The article I enjoyed the most in this issue was ‘The Story behind the Man who built Birmingham Town Hall’. Joseph Hansom is best known as the man who designed the Hansom Cab. He also designed and built Birmingham Town Hall, which opened in 1834, but this being Birmingham, its construction was not without some drama. It was, for its time (and remains so), an iconic building, as impressive now as it must have been then. As a young Birmingham city councillor in the early-1970s, I served on the city’s Planning and Public Works Committee and was present at a discussion on the future of the Town Hall with the then City Engineer and other officers, when it was suggested that it should be jacked up from its foundation and turned so that it was directly aligned with Corporation Street. It never happened, but I could see the merit in the idea.

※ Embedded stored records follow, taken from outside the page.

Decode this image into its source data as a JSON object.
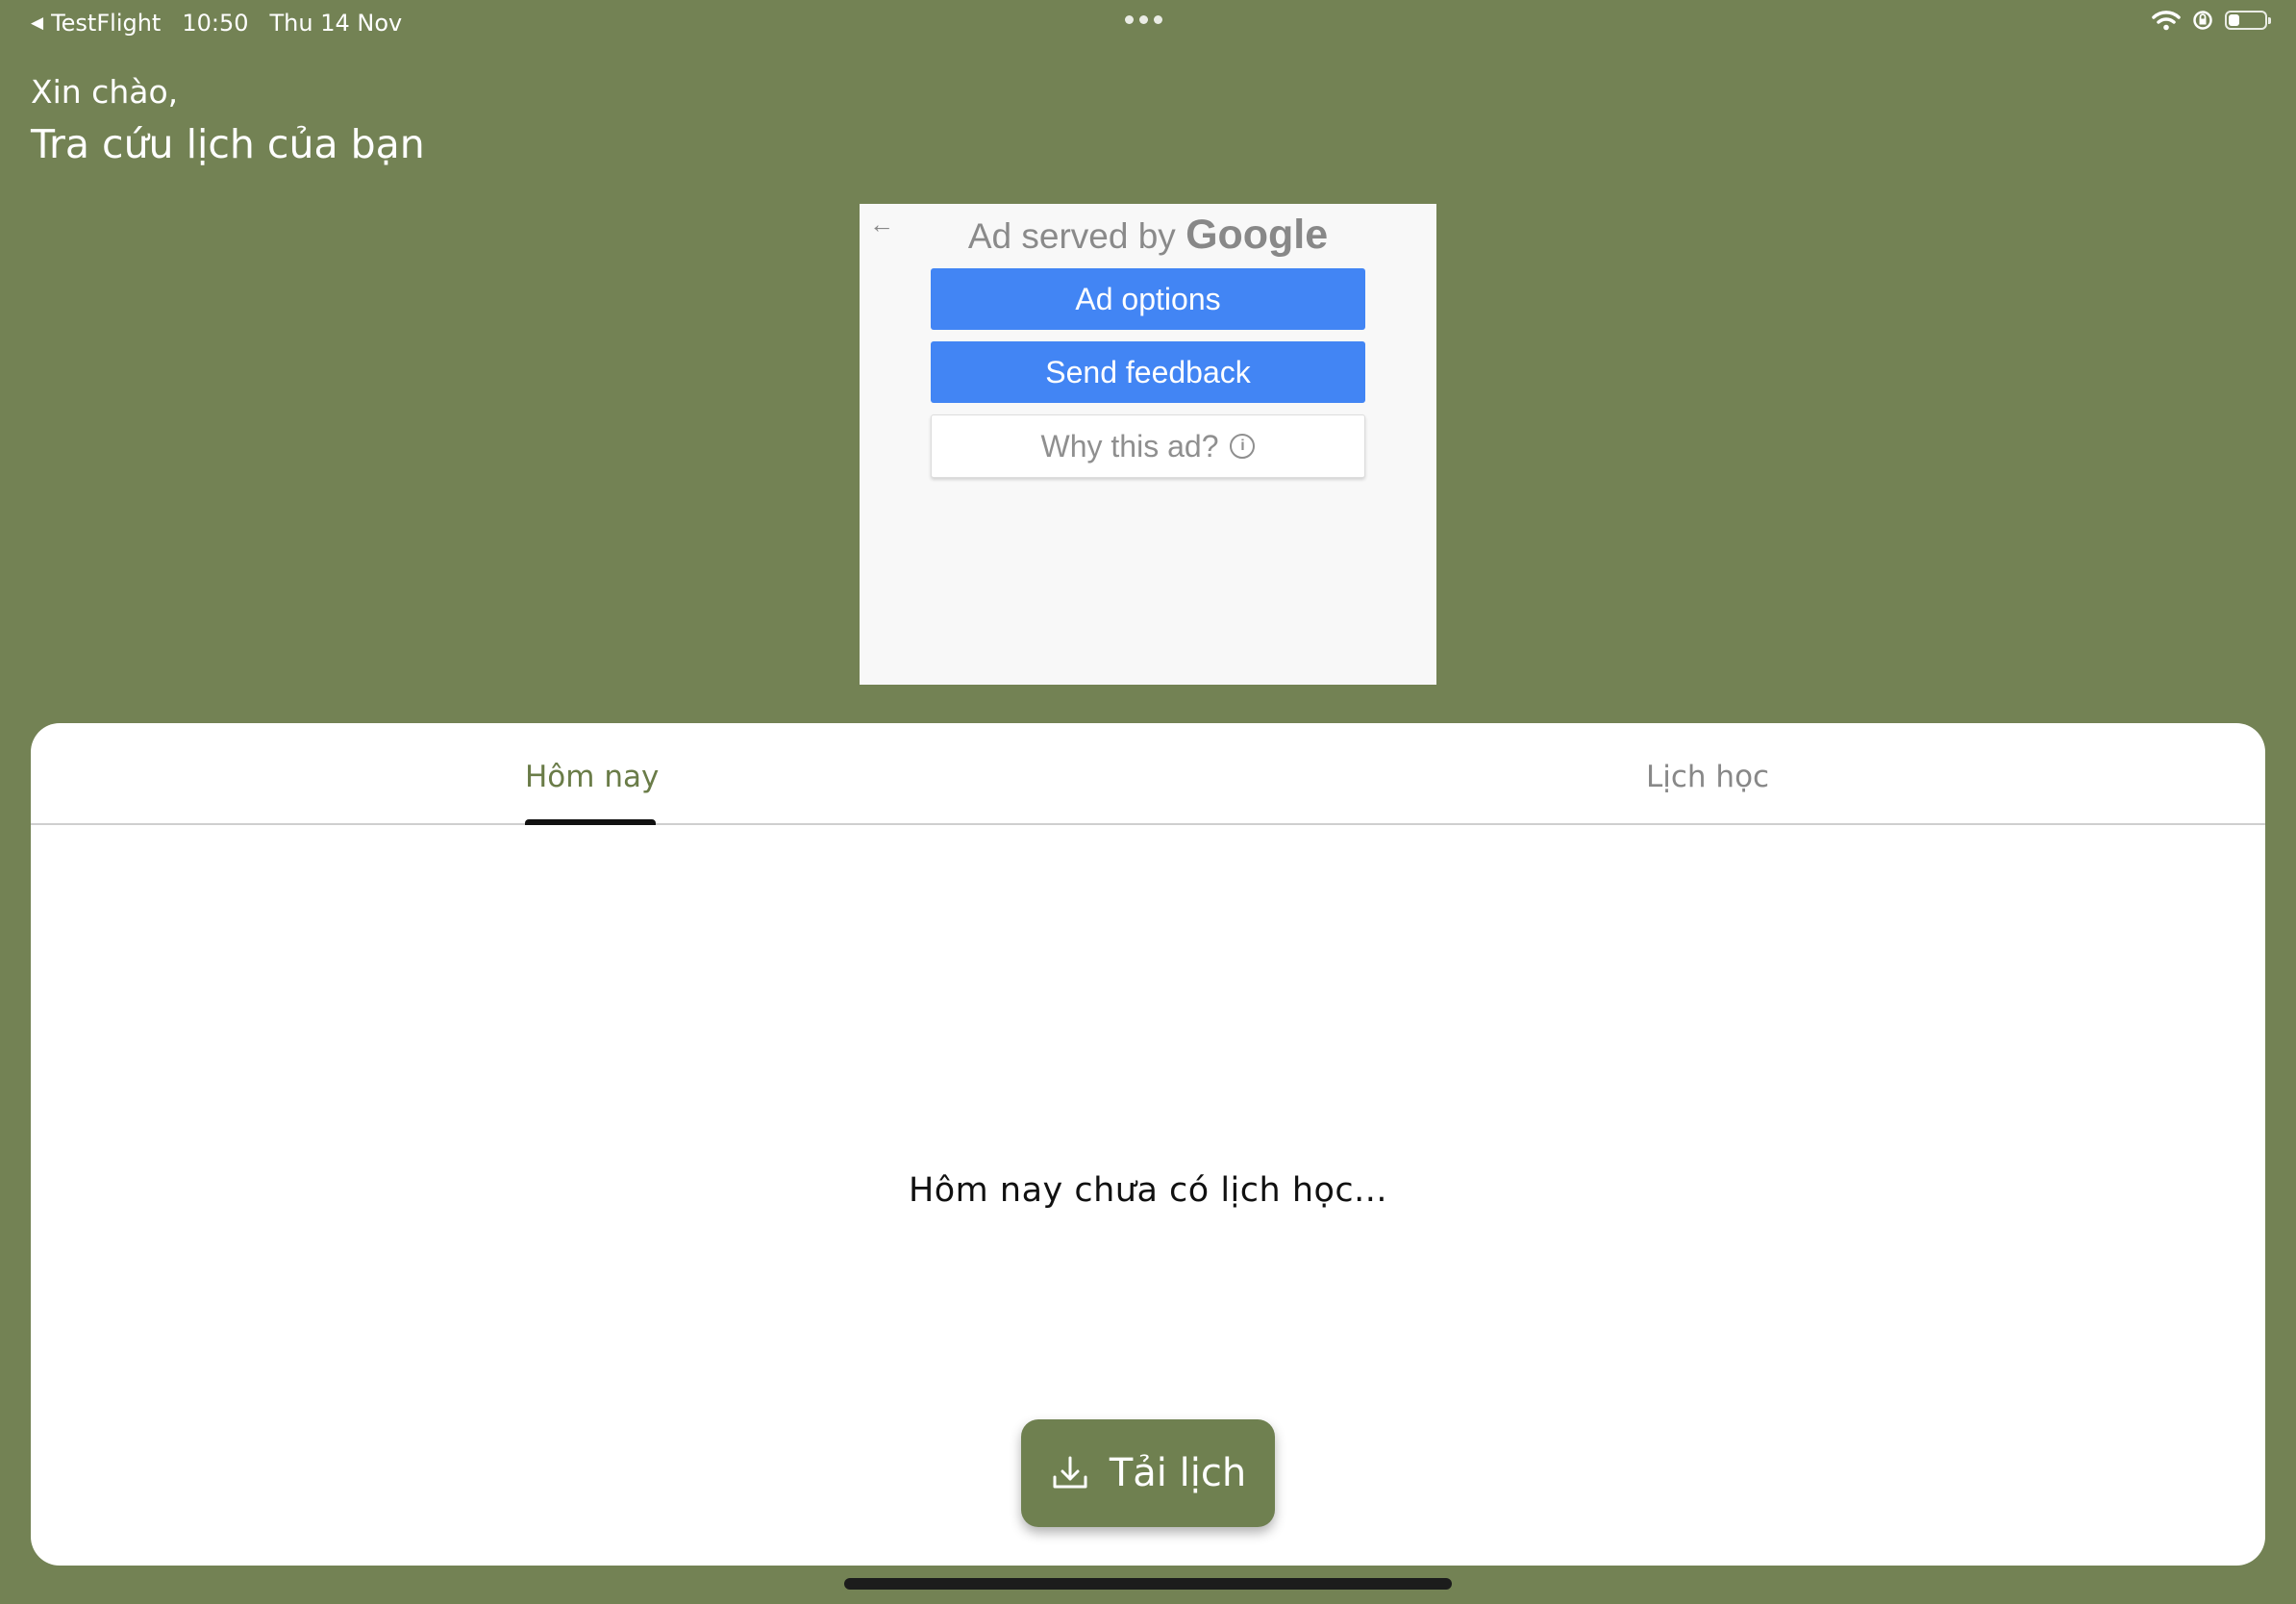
{
  "status_bar": {
    "back_app": "TestFlight",
    "time": "10:50",
    "date": "Thu 14 Nov",
    "battery_level": 0.3
  },
  "header": {
    "greeting": "Xin chào,",
    "title": "Tra cứu lịch của bạn"
  },
  "ad": {
    "served_by": "Ad served by",
    "brand": "Google",
    "options_label": "Ad options",
    "feedback_label": "Send feedback",
    "why_label": "Why this ad?"
  },
  "tabs": [
    {
      "label": "Hôm nay",
      "active": true
    },
    {
      "label": "Lịch học",
      "active": false
    }
  ],
  "main": {
    "empty_message": "Hôm nay chưa có lịch học..."
  },
  "fab": {
    "label": "Tải lịch"
  },
  "colors": {
    "background": "#738254",
    "accent": "#6f8050",
    "ad_button": "#4285f4"
  }
}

Finally, it is the turn of a Birmingham Victorian Liberal politician to take centre stage. John Skirrow Wright is described in the title as ‘The Benefactor Whose Statue Was Destroyed'. This is an account of his life and how a statue of him came to be erected in 1883, paid for by public subscription, seven years after his death from a heart attack at the age of fifty-eight, only to be taken down in 1951 and destroyed, rather than restored and re-located. I would have liked more information about how the decision came to be made. There must be some minutes in the City Archives which could explain the mystery. As anyone who has been reading my reviews of local history books and periodicals for the last twenty-five years will know, I believe that the failure of local historians to give attention to the local governance of their communities contributes to the, generally, bad press our councils receive today. All too many of us live in ignorance of what past councillors and council staff have achieved on our behalf (and continue to do so in the face of anti-council governments and MPs of all political persuasions). In this respect, Birmingham is an exception and as such deserves to be applauded.